Each year you receive your property tax bill and probably wonder how they came up with the amount due. Property taxes are figured using a mill rate, which measures how many tenths of a penny you have to pay per $1. The locality calculates the mill rate based on the amount of money it needs to raise with the property tax and the value of the property in the area. For example, if property values rise and the area still needs to raise the same amount of money, the mill rate will go down because there's more taxable property value. However, if property values fall, or the government needs to raise additional money, the mill rate increases. If you want to calculate the mill rate, you need to know the property values in your area, the assessment rates and how much money the government needs to raise. You might have to do a great deal of research to get this information, including contacting local government, tax assessment and real estate officials.
Calculate the assessed value of each property in the locality by multiplying the fair market value by the assessment rate. Not all properties are assessed at the same rate. The assessment rate measures how much of the property's fair market value is used when figuring the property tax. For example, farmland might be assessed at 30 percent, industrial property assessed at 50 percent and business property assessed at 35 percent. If a house is assessed at 20 percent and has a fair market value of $200,000, the assessed value is $40,000.

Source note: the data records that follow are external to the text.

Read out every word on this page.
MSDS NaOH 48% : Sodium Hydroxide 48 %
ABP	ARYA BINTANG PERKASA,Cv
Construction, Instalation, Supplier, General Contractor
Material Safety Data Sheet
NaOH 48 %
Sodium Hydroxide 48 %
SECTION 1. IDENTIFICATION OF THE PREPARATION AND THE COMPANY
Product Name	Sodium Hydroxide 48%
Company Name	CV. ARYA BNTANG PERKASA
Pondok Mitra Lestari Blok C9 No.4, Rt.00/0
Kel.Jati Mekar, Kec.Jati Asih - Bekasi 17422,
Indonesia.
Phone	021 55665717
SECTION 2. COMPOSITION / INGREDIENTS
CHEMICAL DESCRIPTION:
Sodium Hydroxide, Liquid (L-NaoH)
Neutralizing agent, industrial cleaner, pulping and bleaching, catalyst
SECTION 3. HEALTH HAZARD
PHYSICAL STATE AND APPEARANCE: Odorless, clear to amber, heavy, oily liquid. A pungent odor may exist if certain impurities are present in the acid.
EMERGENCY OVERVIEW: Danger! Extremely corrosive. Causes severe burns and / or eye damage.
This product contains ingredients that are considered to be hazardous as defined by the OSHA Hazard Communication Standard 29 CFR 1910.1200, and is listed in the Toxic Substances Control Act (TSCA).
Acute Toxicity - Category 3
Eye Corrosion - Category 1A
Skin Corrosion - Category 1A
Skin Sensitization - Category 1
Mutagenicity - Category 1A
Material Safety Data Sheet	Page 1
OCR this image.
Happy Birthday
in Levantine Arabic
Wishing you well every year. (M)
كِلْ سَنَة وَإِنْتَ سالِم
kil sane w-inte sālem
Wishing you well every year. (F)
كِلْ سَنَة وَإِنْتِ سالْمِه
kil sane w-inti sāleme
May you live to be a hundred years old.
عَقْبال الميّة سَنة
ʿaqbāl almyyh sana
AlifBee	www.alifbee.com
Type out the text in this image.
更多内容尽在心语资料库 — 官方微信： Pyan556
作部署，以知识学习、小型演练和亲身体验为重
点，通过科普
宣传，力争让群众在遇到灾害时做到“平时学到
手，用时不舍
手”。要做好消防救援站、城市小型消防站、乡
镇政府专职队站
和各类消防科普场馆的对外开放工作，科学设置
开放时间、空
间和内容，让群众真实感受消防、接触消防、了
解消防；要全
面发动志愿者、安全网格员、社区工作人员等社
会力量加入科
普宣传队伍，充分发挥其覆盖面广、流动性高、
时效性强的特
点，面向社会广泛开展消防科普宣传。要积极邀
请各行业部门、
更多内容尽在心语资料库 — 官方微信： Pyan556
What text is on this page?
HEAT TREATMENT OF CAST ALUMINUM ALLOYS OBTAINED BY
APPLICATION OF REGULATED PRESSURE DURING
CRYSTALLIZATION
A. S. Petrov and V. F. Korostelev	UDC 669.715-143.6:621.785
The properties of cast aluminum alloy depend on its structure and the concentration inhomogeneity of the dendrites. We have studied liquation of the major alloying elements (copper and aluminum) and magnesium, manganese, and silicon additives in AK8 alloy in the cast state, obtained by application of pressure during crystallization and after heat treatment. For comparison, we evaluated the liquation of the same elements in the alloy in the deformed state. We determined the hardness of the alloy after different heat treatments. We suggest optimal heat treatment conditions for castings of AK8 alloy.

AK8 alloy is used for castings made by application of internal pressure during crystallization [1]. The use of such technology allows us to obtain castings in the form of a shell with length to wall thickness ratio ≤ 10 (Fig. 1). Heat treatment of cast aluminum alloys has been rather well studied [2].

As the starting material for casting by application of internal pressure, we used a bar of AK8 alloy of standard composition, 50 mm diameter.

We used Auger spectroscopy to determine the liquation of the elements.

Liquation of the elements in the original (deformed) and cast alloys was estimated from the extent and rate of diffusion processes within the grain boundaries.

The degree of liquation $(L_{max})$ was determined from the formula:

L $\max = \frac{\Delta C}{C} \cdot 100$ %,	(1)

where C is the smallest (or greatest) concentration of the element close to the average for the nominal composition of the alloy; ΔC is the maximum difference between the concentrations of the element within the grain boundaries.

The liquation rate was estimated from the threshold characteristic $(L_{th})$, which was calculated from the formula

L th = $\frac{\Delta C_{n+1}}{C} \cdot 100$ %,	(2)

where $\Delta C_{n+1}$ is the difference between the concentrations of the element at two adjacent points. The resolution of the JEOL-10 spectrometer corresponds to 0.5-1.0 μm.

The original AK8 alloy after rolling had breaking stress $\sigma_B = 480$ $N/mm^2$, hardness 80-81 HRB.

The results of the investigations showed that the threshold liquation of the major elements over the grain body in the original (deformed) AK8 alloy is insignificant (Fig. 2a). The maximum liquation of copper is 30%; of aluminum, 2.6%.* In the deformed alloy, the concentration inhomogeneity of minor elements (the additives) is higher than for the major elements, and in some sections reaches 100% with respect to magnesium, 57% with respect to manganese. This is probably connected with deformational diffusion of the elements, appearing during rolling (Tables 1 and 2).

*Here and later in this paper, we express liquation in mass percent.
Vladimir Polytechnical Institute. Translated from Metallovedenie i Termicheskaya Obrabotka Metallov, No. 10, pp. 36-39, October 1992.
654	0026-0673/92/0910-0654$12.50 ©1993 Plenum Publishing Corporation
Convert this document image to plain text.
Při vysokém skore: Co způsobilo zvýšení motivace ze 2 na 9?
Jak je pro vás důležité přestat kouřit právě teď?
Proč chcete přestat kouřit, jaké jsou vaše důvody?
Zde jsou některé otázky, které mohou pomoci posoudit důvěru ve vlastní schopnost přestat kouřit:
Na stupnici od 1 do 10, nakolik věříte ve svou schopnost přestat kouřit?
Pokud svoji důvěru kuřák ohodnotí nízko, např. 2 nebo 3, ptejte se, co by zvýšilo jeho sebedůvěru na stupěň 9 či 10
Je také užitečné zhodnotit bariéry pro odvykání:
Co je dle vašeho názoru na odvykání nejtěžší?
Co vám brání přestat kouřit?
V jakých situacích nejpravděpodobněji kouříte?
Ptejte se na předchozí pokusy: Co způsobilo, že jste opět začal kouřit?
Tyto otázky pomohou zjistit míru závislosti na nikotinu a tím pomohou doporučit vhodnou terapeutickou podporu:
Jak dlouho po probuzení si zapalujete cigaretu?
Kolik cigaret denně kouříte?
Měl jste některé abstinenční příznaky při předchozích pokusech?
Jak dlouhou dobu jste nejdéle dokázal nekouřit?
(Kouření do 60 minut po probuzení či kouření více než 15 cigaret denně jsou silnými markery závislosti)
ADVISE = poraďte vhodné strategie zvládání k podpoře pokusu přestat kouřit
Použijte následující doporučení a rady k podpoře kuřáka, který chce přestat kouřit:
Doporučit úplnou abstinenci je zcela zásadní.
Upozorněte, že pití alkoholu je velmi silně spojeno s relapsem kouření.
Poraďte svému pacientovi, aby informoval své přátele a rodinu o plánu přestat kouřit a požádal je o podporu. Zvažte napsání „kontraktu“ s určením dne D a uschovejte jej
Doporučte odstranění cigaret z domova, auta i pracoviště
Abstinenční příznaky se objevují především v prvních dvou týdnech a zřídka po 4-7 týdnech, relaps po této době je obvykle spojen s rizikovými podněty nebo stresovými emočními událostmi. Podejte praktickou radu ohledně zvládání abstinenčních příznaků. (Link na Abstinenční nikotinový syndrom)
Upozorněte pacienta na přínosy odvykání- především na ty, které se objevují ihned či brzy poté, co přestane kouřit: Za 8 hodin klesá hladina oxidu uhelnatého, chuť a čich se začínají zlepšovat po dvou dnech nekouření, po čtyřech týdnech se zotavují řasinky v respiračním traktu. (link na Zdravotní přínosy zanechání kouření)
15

Add the assessed value of each property in the locality to find the total assessed value.
Divide the property taxes to be raised by the total assessed value of the property. For example, if the locality wants to raise $1 million and the total assessed value is $80 million, divide $1 million by $80 million to get 0.0125.
Multiply the result by 1,000 to calculate the mill rate. In this example, multiply 0.0125 by 1,000 to find the mill rate for the locality equals 12.5.